29 internautes sur 30 ont trouvé ce commentaire utile 
5.0 étoiles sur 5 The greatest trading book ever written 29 novembre 1999
Par Un client - Publié sur Amazon.com
Format:Broché
Like Muhammed Ali, this book is undisputedly the greatest. A true & timeless classic that will endure for as long as people speculate, "Reminiscences" is to trading what Sophia Loren was to curves or Raquel Welch was to breasts...and then some. It really does require genuine market experience and multiple re-readings to gain the full benefit of the invaluable insights from this incredible book. Livermore was almost certainly the greatest natural talent in the entire history of trading - if he played basketball, he would probably make Michael Jordan look like a clueless 5'6" sophomore klutz. But unlike sport, trading requires discipline as well as talent, and Livermore was chronically deficient in the former. That he blew out multi-million dollar fortunes (back in the days when a million dollars meant something) repeatedly, and then came back with a few thousand and managed to run it up to millions again within a couple of years, not just once but several times, just goes to show what a unique trader he truly was.
So is this book going to help your trading, or is it just a fascinating look at a trading legend?
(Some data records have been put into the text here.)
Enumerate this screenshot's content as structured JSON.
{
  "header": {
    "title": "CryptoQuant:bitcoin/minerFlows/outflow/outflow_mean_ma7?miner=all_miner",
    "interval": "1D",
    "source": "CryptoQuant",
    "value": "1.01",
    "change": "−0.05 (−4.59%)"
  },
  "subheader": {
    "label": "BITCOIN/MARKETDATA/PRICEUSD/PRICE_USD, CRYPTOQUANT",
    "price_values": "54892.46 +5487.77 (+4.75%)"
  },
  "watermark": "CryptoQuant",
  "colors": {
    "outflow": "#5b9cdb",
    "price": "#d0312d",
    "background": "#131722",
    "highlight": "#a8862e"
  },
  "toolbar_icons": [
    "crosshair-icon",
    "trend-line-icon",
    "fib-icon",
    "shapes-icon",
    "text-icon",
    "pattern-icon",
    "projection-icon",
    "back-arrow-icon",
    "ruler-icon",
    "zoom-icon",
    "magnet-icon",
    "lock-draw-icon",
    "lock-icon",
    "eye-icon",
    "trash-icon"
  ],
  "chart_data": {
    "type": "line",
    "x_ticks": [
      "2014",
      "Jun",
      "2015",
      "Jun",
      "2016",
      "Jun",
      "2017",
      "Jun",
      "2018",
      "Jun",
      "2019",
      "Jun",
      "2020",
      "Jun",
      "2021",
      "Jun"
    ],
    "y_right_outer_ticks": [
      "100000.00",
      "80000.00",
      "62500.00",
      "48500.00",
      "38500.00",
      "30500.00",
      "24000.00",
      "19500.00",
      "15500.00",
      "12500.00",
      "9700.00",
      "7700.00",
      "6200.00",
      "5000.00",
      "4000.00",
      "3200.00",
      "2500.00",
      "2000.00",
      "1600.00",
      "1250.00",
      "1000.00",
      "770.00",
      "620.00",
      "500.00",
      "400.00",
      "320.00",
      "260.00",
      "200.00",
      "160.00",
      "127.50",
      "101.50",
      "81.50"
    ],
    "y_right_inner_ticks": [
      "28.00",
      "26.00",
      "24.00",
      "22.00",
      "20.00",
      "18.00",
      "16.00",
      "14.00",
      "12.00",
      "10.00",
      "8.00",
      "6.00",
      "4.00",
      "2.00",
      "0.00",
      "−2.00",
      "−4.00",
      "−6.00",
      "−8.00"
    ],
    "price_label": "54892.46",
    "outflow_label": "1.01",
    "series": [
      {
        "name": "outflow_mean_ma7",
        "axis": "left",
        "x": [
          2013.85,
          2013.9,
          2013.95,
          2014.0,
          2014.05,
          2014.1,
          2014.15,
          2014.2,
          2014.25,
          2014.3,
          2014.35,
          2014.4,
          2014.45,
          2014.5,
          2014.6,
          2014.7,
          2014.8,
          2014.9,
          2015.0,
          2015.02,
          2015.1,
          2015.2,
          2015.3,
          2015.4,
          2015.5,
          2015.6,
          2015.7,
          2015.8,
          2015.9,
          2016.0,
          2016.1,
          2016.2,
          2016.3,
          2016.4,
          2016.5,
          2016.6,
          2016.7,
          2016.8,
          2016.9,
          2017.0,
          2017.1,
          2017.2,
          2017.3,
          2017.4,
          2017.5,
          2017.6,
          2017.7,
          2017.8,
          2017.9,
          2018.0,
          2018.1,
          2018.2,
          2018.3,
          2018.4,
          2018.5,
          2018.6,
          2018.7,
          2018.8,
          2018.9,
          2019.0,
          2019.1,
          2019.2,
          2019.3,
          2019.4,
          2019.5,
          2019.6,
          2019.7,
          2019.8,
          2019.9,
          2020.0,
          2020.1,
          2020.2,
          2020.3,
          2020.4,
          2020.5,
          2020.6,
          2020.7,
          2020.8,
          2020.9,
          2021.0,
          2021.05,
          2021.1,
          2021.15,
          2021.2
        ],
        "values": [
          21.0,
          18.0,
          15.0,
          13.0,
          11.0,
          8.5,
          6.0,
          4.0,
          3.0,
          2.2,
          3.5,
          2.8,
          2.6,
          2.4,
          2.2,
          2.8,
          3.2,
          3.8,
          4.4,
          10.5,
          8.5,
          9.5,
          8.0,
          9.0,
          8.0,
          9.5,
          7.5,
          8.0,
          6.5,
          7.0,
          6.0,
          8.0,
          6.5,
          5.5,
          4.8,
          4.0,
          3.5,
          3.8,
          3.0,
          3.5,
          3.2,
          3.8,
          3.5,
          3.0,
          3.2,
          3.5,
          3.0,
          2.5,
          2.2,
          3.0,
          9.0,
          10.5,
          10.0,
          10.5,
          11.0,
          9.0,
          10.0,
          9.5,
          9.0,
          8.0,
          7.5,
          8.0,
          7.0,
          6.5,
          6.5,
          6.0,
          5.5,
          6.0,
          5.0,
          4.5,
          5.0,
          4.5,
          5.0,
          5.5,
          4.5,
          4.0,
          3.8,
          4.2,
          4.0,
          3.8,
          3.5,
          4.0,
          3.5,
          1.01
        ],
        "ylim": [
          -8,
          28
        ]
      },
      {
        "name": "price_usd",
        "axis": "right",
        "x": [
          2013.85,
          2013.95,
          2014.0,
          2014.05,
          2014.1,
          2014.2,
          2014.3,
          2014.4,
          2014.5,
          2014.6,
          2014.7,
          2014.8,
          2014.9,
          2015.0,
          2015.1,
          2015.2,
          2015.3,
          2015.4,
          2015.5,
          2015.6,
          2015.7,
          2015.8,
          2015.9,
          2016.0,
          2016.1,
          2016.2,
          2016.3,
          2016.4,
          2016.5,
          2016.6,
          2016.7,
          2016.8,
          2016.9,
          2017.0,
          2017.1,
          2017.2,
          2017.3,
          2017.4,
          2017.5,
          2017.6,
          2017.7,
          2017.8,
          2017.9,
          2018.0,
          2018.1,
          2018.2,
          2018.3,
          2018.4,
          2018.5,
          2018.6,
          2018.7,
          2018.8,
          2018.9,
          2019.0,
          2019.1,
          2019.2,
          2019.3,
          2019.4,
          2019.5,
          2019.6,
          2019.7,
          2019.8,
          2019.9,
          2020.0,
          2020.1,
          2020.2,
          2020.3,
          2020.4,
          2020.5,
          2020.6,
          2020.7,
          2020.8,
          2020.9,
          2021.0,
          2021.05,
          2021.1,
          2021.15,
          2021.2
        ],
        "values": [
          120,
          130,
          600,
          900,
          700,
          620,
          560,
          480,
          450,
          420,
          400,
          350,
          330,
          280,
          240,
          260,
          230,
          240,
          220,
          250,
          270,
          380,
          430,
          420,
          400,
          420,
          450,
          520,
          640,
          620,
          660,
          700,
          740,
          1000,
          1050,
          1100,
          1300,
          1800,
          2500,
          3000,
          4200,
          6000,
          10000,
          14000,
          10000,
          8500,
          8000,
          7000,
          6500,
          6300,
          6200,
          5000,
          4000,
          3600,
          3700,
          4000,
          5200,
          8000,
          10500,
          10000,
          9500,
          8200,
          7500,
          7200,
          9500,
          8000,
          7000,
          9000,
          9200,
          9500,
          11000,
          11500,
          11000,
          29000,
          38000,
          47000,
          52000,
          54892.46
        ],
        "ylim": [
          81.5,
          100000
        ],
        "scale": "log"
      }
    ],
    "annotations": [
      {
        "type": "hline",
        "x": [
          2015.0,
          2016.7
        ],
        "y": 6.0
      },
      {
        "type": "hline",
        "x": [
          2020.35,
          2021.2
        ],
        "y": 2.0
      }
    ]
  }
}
Well, lots of professional traders have cited this as the most influential book on trading they ever read (see the laudatory comments in "Market Wizards"), and I can only second that opinion. There is really great discussion of trading techniques, such as the usefullness of adding to a position as the market confirms your original idea, how to trade in big size, how to read the tape to determine the market's underlying strength or weakness, etc. There are also great psychological insights - it is obvious that Livermore was a very introspective and perceptive man, at least in respect to his ability to trade.
In some ways this is a melancholy book - one can only imagine how much wealth Livermore would have possessed if he had been able to exercise even an ounce of discipline. Any pro trader who reads this book will see the man for what he is - a one-off whose like we will not see for many a year. The man makes current gurus George Soros and Warren Buffett look like a bunch of clueless high school students.
"Prices are never too high to begin buying or too low to begin selling."
"Always sell what shows you a loss and keep what shows you a profit."
"There is nothing like losing all you have in the world for teaching you what not to do."
"Millions come easier to a trader after he learns how to trade, than hundreds did in his days of ignorance"
This book is full of such timeless wisdom. Feast on it, and die disgustingly rich.